Governed by a 15-member board of directors, the North Coast Regional Land Trust “was formed in 2000 by a diverse group of people with backgrounds in land use planning, ranching, farming, fisheries, forestry and others concerned with protecting the North Coast’s extraordinary environment and quality of life,” according to its website. The trust works with stakeholders to protect natural resource lands, increase public access, do restoration projects and long-term land-use planning.

Trust Executive Director Michael Cipra said the organization has a committee currently looking at potential candidates to replace Newman on the board. Cipra said the trust’s strength lies in its diversity, so the committee will likely look at what views, skillsets and backgrounds it thinks may be missing on the current board. Newman served the organization admirably, Cipra said.

“He’s thoughtful and creative, a problem solver. He’s collaborative and was a great board member for the North Coast Regional Land Trust,” Cipra said.

Board Vice President Dennis Rael agreed that Newman contributed a lot to the board, noting how freely he gave his time to help out with the trust’s fundraising committee. “But he had some unfortunate things go on that just seemed in direct conflict with our mission statement, and we felt it was very important to keep that integrity for the community and the organization,” Rael said.
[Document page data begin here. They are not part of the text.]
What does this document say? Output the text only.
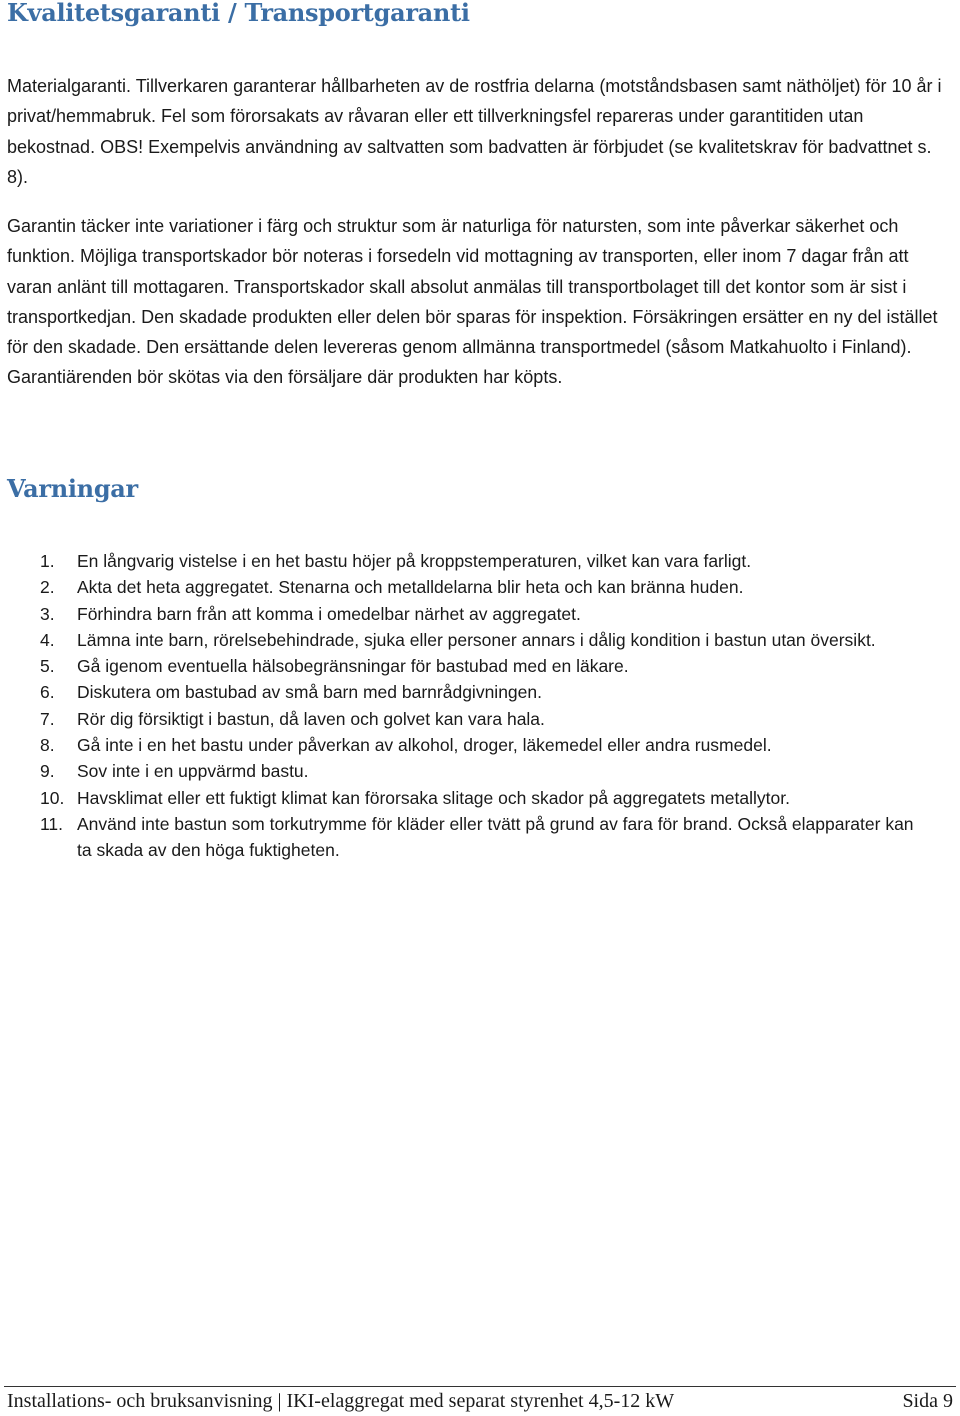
Kvalitetsgaranti / Transportgaranti

Materialgaranti. Tillverkaren garanterar hållbarheten av de rostfria delarna (motståndsbasen samt näthöljet) för 10 år i privat/hemmabruk. Fel som förorsakats av råvaran eller ett tillverkningsfel repareras under garantitiden utan bekostnad. OBS! Exempelvis användning av saltvatten som badvatten är förbjudet (se kvalitetskrav för badvattnet s. 8).

Garantin täcker inte variationer i färg och struktur som är naturliga för natursten, som inte påverkar säkerhet och funktion. Möjliga transportskador bör noteras i forsedeln vid mottagning av transporten, eller inom 7 dagar från att varan anlänt till mottagaren. Transportskador skall absolut anmälas till transportbolaget till det kontor som är sist i transportkedjan. Den skadade produkten eller delen bör sparas för inspektion. Försäkringen ersätter en ny del istället för den skadade. Den ersättande delen levereras genom allmänna transportmedel (såsom Matkahuolto i Finland). Garantiärenden bör skötas via den försäljare där produkten har köpts.

Varningar
1. En långvarig vistelse i en het bastu höjer på kroppstemperaturen, vilket kan vara farligt.
2. Akta det heta aggregatet. Stenarna och metalldelarna blir heta och kan bränna huden.
3. Förhindra barn från att komma i omedelbar närhet av aggregatet.
4. Lämna inte barn, rörelsebehindrade, sjuka eller personer annars i dålig kondition i bastun utan översikt.
5. Gå igenom eventuella hälsobegränsningar för bastubad med en läkare.
6. Diskutera om bastubad av små barn med barnrådgivningen.
7. Rör dig försiktigt i bastun, då laven och golvet kan vara hala.
8. Gå inte i en het bastu under påverkan av alkohol, droger, läkemedel eller andra rusmedel.
9. Sov inte i en uppvärmd bastu.
10. Havsklimat eller ett fuktigt klimat kan förorsaka slitage och skador på aggregatets metallytor.
11. Använd inte bastun som torkutrymme för kläder eller tvätt på grund av fara för brand. Också elapparater kan ta skada av den höga fuktigheten.
Installations- och bruksanvisning | IKI-elaggregat med separat styrenhet 4,5-12 kW	Sida 9
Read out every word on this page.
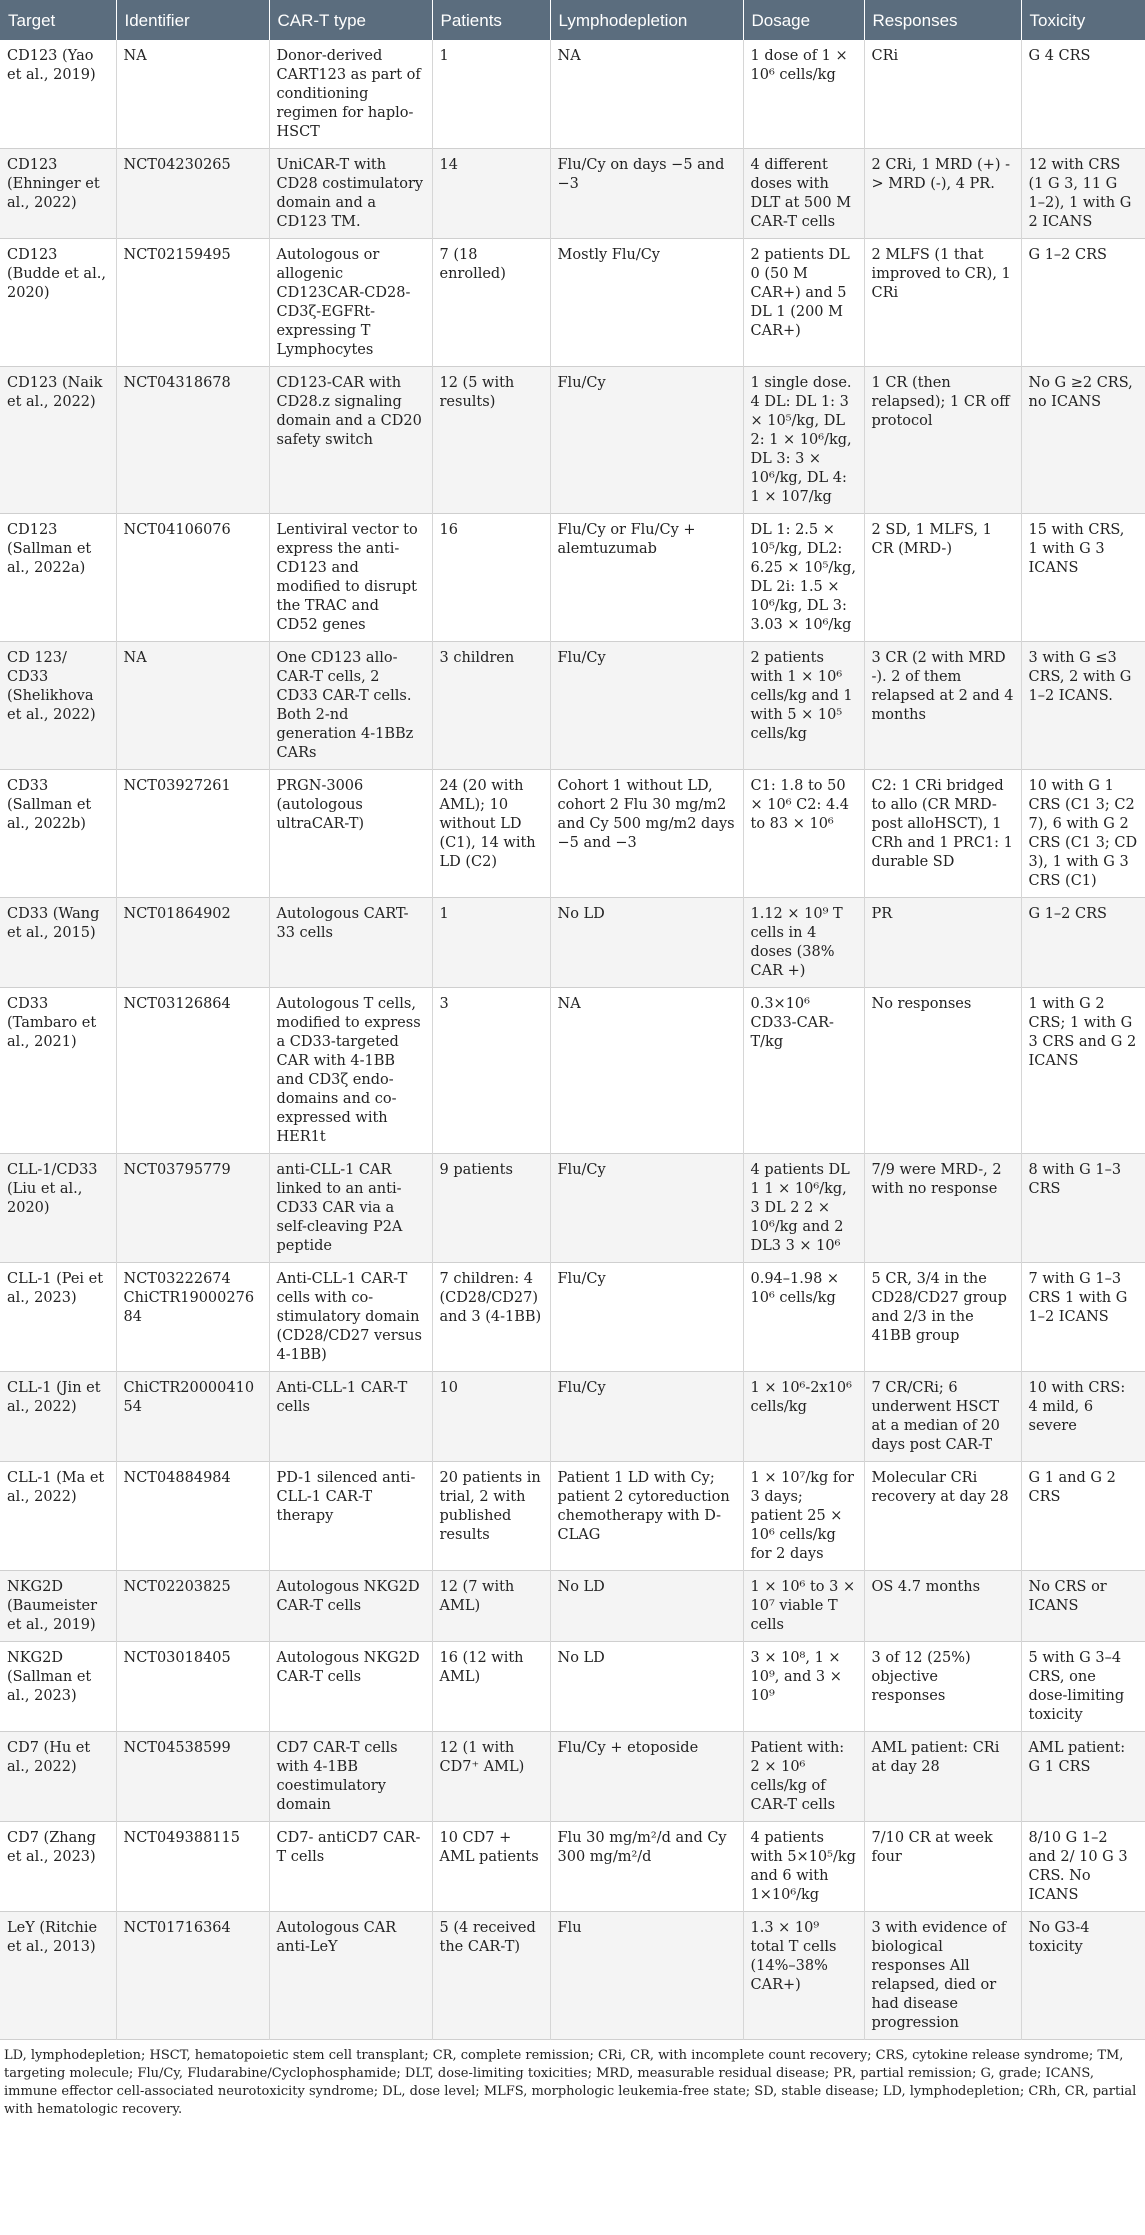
Target	Identifier	CAR-T type	Patients	Lymphodepletion	Dosage	Responses	Toxicity
CD123 (Yao et al., 2019)	NA	Donor-derived CART123 as part of conditioning regimen for haplo-HSCT	1	NA	1 dose of 1 × 10⁶ cells/kg	CRi	G 4 CRS
CD123 (Ehninger et al., 2022)	NCT04230265	UniCAR-T with CD28 costimulatory domain and a CD123 TM.	14	Flu/Cy on days −5 and −3	4 different doses with DLT at 500 M CAR-T cells	2 CRi, 1 MRD (+) - > MRD (-), 4 PR.	12 with CRS (1 G 3, 11 G 1–2), 1 with G 2 ICANS
CD123 (Budde et al., 2020)	NCT02159495	Autologous or allogenic CD123CAR-CD28-CD3ζ-EGFRt-expressing T Lymphocytes	7 (18 enrolled)	Mostly Flu/Cy	2 patients DL 0 (50 M CAR+) and 5 DL 1 (200 M CAR+)	2 MLFS (1 that improved to CR), 1 CRi	G 1–2 CRS
CD123 (Naik et al., 2022)	NCT04318678	CD123-CAR with CD28.z signaling domain and a CD20 safety switch	12 (5 with results)	Flu/Cy	1 single dose. 4 DL: DL 1: 3 × 10⁵/kg, DL 2: 1 × 10⁶/kg, DL 3: 3 × 10⁶/kg, DL 4: 1 × 107/kg	1 CR (then relapsed); 1 CR off protocol	No G ≥2 CRS, no ICANS
CD123 (Sallman et al., 2022a)	NCT04106076	Lentiviral vector to express the anti-CD123 and modified to disrupt the TRAC and CD52 genes	16	Flu/Cy or Flu/Cy + alemtuzumab	DL 1: 2.5 × 10⁵/kg, DL2: 6.25 × 10⁵/kg, DL 2i: 1.5 × 10⁶/kg, DL 3: 3.03 × 10⁶/kg	2 SD, 1 MLFS, 1 CR (MRD-)	15 with CRS, 1 with G 3 ICANS
CD 123/ CD33 (Shelikhova et al., 2022)	NA	One CD123 allo-CAR-T cells, 2 CD33 CAR-T cells. Both 2-nd generation 4-1BBz CARs	3 children	Flu/Cy	2 patients with 1 × 10⁶ cells/kg and 1 with 5 × 10⁵ cells/kg	3 CR (2 with MRD -). 2 of them relapsed at 2 and 4 months	3 with G ≤3 CRS, 2 with G 1–2 ICANS.
CD33 (Sallman et al., 2022b)	NCT03927261	PRGN-3006 (autologous ultraCAR-T)	24 (20 with AML); 10 without LD (C1), 14 with LD (C2)	Cohort 1 without LD, cohort 2 Flu 30 mg/m2 and Cy 500 mg/m2 days −5 and −3	C1: 1.8 to 50 × 10⁶ C2: 4.4 to 83 × 10⁶	C2: 1 CRi bridged to allo (CR MRD-post alloHSCT), 1 CRh and 1 PRC1: 1 durable SD	10 with G 1 CRS (C1 3; C2 7), 6 with G 2 CRS (C1 3; CD 3), 1 with G 3 CRS (C1)
CD33 (Wang et al., 2015)	NCT01864902	Autologous CART-33 cells	1	No LD	1.12 × 10⁹ T cells in 4 doses (38% CAR +)	PR	G 1–2 CRS
CD33 (Tambaro et al., 2021)	NCT03126864	Autologous T cells, modified to express a CD33-targeted CAR with 4-1BB and CD3ζ endo-domains and co-expressed with HER1t	3	NA	0.3×10⁶ CD33-CAR-T/kg	No responses	1 with G 2 CRS; 1 with G 3 CRS and G 2 ICANS
CLL-1/CD33 (Liu et al., 2020)	NCT03795779	anti-CLL-1 CAR linked to an anti- CD33 CAR via a self-cleaving P2A peptide	9 patients	Flu/Cy	4 patients DL 1 1 × 10⁶/kg, 3 DL 2 2 × 10⁶/kg and 2 DL3 3 × 10⁶	7/9 were MRD-, 2 with no response	8 with G 1–3 CRS
CLL-1 (Pei et al., 2023)	NCT03222674 ChiCTR1900027684	Anti-CLL-1 CAR-T cells with co-stimulatory domain (CD28/CD27 versus 4-1BB)	7 children: 4 (CD28/CD27) and 3 (4-1BB)	Flu/Cy	0.94–1.98 × 10⁶ cells/kg	5 CR, 3/4 in the CD28/CD27 group and 2/3 in the 41BB group	7 with G 1–3 CRS 1 with G 1–2 ICANS
CLL-1 (Jin et al., 2022)	ChiCTR2000041054	Anti-CLL-1 CAR-T cells	10	Flu/Cy	1 × 10⁶-2x10⁶ cells/kg	7 CR/CRi; 6 underwent HSCT at a median of 20 days post CAR-T	10 with CRS: 4 mild, 6 severe
CLL-1 (Ma et al., 2022)	NCT04884984	PD-1 silenced anti-CLL-1 CAR-T therapy	20 patients in trial, 2 with published results	Patient 1 LD with Cy; patient 2 cytoreduction chemotherapy with D-CLAG	1 × 10⁷/kg for 3 days; patient 25 × 10⁶ cells/kg for 2 days	Molecular CRi recovery at day 28	G 1 and G 2 CRS
NKG2D (Baumeister et al., 2019)	NCT02203825	Autologous NKG2D CAR-T cells	12 (7 with AML)	No LD	1 × 10⁶ to 3 × 10⁷ viable T cells	OS 4.7 months	No CRS or ICANS
NKG2D (Sallman et al., 2023)	NCT03018405	Autologous NKG2D CAR-T cells	16 (12 with AML)	No LD	3 × 10⁸, 1 × 10⁹, and 3 × 10⁹	3 of 12 (25%) objective responses	5 with G 3–4 CRS, one dose-limiting toxicity
CD7 (Hu et al., 2022)	NCT04538599	CD7 CAR-T cells with 4-1BB coestimulatory domain	12 (1 with CD7⁺ AML)	Flu/Cy + etoposide	Patient with: 2 × 10⁶ cells/kg of CAR-T cells	AML patient: CRi at day 28	AML patient: G 1 CRS
CD7 (Zhang et al., 2023)	NCT049388115	CD7- antiCD7 CAR-T cells	10 CD7 + AML patients	Flu 30 mg/m²/d and Cy 300 mg/m²/d	4 patients with 5×10⁵/kg and 6 with 1×10⁶/kg	7/10 CR at week four	8/10 G 1–2 and 2/ 10 G 3 CRS. No ICANS
LeY (Ritchie et al., 2013)	NCT01716364	Autologous CAR anti-LeY	5 (4 received the CAR-T)	Flu	1.3 × 10⁹ total T cells (14%–38% CAR+)	3 with evidence of biological responses All relapsed, died or had disease progression	No G3-4 toxicity
LD, lymphodepletion; HSCT, hematopoietic stem cell transplant; CR, complete remission; CRi, CR, with incomplete count recovery; CRS, cytokine release syndrome; TM, targeting molecule; Flu/Cy, Fludarabine/Cyclophosphamide; DLT, dose-limiting toxicities; MRD, measurable residual disease; PR, partial remission; G, grade; ICANS, immune effector cell-associated neurotoxicity syndrome; DL, dose level; MLFS, morphologic leukemia-free state; SD, stable disease; LD, lymphodepletion; CRh, CR, partial with hematologic recovery.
Newman was arrested in June 2013 after California Fish and Wildlife wardens searched his house and reported finding evidence that he’d poached abalone and a deer as a part of what one prosecutor dubbed a “systematic” pattern of behavior stemming back at least a decade. Ultimately, on the eve of trial, Newman entered into a plea agreement that spared him any felony convictions but saw him plead guilty to misdemeanor charges of illegally obtaining hunting tags, lying to a state agency and misusing abalone tags. He was sentenced to three year’s probation, ordered to serve 250 hours of community service and prohibited from engaging in any recreational fishing and hunting while on probation.

In the wake of Newman’s plea, some called for him to resign his post with the harbor district, but his fellow commissioners have stood behind him and he’s shown no indication that he intends to step down. It appears Newman is also continuing on in his roles as president of the Humboldt Fisherman’s Marketing Association and a member of the California Salmon Council.

But when it came to the land trust, it appears board members felt his criminal conduct was too much to look past, despite how much they felt he brought to the table.

“I think Aaron has been a great community member and, certainly, a stalwart board member, but I think as conservation organization, we couldn’t have a board member serving who had significantly violated fish and game regulations,” Clendenen said.